Written By: Kristin Baird, RN, BSN, MHA
Employee engagement is top-of-mind in the healthcare industry these days with a confluence of factors impacting the industry—from consumerism, value-based care, mergers and acquisitions and the growth of telehealth, to an aging workforce that has already reached traditional retirement age. The outflux of baby boomers from healthcare organizations will continue to grow as the competition for a diminishing supply of competent employees and clinicians heats up.
Compounding the situation are declining rates of engagement among employees in all sectors. Willis Tower Watson research from 2014 revealed low levels of highly engaged workers—and close to 25 percent of employees actively disengaged. That disengagement has a significant impact on the patient experience—and it’s not a positive impact!
It’s a topic we cover in our half-day workshop, Coaching for Engagement and Improved Performance.

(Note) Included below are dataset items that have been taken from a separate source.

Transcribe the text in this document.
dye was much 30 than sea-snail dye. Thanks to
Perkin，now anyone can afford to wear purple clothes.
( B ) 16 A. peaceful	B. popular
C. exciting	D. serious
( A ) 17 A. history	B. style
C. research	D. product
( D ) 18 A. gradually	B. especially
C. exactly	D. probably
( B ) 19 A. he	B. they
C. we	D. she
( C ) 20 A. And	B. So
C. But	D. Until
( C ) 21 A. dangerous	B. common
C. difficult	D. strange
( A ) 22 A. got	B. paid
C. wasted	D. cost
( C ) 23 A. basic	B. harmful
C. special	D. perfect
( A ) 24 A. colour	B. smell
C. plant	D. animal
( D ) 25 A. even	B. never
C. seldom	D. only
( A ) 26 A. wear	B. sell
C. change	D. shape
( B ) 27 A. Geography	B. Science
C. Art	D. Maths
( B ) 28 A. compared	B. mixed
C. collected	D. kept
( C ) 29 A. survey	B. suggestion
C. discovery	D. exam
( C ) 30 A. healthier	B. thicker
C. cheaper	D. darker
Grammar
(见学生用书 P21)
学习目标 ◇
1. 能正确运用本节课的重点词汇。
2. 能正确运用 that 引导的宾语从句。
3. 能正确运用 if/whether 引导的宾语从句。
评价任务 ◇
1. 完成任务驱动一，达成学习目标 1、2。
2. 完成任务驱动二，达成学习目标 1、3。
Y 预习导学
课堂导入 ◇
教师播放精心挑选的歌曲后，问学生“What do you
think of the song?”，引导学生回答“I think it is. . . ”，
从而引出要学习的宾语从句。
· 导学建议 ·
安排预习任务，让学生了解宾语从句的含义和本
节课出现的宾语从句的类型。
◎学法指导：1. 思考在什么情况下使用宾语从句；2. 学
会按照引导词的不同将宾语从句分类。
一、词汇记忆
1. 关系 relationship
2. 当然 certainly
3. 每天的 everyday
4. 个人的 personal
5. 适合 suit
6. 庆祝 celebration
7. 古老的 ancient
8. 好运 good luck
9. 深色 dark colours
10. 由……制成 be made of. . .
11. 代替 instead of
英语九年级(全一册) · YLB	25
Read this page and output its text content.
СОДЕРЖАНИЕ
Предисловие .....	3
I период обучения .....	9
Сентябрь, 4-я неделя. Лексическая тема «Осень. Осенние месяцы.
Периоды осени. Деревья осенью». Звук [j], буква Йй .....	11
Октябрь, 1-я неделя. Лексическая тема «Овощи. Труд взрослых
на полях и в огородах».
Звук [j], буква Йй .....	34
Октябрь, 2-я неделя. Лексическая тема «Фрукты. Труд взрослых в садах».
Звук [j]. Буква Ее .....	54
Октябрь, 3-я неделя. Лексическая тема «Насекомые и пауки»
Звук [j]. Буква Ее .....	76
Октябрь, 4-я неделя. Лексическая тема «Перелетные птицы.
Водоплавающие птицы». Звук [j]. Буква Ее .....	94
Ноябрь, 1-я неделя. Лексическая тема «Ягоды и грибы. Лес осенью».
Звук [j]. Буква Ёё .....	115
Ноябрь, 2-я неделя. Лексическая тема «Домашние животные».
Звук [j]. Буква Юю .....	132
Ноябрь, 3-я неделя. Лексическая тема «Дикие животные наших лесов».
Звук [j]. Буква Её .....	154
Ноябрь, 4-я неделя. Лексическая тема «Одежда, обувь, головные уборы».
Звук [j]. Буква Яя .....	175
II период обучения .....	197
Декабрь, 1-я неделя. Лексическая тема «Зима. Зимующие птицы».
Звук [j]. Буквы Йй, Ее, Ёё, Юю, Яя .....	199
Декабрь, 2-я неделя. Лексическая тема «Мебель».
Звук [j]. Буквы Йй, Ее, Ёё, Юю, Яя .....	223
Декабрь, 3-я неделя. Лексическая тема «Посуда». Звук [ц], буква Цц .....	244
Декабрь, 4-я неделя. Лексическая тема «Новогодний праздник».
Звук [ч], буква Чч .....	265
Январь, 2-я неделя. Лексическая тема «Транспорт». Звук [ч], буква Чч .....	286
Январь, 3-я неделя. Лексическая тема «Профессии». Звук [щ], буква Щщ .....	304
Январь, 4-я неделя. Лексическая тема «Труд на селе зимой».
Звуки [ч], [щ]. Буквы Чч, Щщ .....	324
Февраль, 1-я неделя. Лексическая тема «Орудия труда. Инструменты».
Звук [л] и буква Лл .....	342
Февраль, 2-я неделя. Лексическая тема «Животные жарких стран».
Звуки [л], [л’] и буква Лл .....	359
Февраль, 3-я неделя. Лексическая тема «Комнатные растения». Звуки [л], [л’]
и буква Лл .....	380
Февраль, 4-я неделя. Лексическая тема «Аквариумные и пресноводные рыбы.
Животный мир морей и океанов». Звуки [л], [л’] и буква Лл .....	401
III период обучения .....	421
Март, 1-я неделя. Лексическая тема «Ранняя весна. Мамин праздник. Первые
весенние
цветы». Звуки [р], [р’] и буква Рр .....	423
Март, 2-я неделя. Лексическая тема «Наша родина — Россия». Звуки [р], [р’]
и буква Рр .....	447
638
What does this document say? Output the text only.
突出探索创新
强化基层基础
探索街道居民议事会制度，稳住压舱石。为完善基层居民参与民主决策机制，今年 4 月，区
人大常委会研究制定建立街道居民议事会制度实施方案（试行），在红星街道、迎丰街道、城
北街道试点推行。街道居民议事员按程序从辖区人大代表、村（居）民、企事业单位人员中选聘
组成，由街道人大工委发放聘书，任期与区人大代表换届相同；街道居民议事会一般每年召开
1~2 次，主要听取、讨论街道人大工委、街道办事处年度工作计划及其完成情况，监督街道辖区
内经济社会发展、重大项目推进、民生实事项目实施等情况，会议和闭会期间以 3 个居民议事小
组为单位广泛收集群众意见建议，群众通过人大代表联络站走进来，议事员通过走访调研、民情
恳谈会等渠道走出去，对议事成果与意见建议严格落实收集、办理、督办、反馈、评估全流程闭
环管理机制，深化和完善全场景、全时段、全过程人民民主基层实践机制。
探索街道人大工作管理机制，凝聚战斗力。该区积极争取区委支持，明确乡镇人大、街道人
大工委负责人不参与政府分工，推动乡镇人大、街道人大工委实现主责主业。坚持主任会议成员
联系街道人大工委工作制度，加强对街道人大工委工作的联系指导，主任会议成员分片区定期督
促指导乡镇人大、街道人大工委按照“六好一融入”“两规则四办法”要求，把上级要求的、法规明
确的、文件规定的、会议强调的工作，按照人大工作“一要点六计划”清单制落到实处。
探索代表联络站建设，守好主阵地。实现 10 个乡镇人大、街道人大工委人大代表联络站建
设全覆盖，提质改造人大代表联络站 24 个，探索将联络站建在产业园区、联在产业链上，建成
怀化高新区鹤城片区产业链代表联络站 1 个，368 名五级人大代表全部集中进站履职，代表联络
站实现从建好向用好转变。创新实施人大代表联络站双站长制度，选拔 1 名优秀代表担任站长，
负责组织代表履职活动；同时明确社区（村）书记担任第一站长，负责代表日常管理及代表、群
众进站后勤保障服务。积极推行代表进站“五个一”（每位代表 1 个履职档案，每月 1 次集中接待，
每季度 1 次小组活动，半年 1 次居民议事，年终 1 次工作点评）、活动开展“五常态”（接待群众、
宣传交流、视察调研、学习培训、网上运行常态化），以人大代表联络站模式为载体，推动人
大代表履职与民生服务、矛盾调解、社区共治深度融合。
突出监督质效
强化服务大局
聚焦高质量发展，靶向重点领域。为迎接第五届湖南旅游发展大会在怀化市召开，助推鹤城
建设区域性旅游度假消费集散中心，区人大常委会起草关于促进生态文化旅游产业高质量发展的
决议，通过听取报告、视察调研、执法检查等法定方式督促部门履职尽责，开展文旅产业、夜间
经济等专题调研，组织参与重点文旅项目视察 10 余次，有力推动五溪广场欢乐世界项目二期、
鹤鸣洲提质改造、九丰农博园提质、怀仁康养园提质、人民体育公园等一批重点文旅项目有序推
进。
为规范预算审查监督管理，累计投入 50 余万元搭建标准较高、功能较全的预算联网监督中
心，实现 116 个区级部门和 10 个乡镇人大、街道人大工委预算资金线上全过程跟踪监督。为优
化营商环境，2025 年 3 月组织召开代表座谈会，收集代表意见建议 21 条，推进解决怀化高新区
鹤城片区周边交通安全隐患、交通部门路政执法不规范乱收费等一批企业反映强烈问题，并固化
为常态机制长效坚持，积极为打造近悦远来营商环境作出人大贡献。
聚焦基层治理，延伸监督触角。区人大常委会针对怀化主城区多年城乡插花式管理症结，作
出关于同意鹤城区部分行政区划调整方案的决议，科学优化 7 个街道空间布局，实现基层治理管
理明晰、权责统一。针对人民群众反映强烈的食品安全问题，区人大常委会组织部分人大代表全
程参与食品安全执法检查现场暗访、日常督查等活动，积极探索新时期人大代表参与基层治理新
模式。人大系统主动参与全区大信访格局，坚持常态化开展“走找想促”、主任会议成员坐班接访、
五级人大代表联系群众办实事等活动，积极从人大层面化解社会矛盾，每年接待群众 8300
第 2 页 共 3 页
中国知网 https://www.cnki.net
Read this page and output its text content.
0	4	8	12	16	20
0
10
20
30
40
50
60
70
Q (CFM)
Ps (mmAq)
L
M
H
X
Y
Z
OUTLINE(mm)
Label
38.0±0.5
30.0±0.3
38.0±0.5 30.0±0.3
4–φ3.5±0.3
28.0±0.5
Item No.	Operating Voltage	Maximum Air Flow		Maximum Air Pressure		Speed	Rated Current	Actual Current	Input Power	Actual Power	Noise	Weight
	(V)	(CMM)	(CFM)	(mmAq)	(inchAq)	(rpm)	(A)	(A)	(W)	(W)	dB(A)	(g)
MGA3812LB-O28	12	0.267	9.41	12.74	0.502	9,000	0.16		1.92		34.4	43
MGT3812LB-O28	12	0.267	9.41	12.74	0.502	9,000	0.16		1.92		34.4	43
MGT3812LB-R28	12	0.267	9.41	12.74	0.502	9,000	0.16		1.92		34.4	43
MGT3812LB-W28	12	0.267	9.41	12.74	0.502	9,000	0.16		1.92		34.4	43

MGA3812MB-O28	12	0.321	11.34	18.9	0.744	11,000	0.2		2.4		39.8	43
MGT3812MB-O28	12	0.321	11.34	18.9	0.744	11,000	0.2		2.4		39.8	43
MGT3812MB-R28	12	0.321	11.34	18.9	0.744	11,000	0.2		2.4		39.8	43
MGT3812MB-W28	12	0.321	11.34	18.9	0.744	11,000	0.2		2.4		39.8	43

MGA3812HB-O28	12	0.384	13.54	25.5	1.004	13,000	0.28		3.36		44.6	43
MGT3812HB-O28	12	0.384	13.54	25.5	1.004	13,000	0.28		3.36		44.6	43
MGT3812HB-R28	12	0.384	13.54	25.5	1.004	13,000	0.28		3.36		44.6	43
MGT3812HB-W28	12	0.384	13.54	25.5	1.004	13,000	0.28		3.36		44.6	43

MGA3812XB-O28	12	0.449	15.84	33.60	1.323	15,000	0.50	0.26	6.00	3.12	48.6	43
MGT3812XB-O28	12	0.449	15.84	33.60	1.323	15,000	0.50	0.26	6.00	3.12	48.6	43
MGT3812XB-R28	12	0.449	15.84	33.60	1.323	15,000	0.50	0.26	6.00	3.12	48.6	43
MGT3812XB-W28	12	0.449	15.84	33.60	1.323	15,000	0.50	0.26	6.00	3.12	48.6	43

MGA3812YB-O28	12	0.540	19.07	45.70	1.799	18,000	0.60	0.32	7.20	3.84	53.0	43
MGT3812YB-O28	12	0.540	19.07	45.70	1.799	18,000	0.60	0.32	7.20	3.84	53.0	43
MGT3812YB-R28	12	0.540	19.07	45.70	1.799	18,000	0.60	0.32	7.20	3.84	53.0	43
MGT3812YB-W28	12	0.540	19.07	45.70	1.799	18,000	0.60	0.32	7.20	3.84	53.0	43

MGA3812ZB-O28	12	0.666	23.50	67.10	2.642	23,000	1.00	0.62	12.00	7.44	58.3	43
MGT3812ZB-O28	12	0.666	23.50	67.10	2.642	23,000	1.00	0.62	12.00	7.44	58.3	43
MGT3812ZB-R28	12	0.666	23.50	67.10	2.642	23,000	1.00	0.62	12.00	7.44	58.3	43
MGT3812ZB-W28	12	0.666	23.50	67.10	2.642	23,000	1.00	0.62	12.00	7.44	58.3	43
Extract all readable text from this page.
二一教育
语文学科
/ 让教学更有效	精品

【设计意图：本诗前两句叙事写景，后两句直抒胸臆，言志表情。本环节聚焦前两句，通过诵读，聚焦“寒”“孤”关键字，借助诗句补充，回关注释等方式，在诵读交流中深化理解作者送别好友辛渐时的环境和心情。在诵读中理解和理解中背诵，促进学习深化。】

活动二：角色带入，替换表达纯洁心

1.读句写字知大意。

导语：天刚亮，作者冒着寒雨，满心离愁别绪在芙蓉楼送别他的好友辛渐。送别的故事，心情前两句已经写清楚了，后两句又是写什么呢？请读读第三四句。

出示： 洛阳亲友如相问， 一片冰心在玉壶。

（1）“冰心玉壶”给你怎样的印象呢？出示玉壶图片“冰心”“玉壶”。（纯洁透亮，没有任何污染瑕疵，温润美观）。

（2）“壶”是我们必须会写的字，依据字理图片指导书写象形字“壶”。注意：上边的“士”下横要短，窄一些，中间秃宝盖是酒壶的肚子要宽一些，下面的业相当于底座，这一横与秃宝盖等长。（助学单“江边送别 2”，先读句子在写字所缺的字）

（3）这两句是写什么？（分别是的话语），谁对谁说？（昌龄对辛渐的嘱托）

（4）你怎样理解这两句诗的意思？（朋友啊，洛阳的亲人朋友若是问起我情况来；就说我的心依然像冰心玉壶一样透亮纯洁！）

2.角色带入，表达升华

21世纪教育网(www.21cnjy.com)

Identify Employee Levels of Engagement
One critical action for managers is to spend time assessing the engagement level of each of their employees. We use four levels of engagement:
· Fully engaged
· Somewhat Engaged
The difference between fully engaged and disengaged is a matter of scale but, chances are, you can quickly identify those employees who are engaged in their work (who are productive, proactive and positive) from those who are disengaged—who are negative, non-productive and often absent, either physically or mentally. But identifying them and addressing their unique needs is another thing. Employees at each level will benefit from different coaching objectives.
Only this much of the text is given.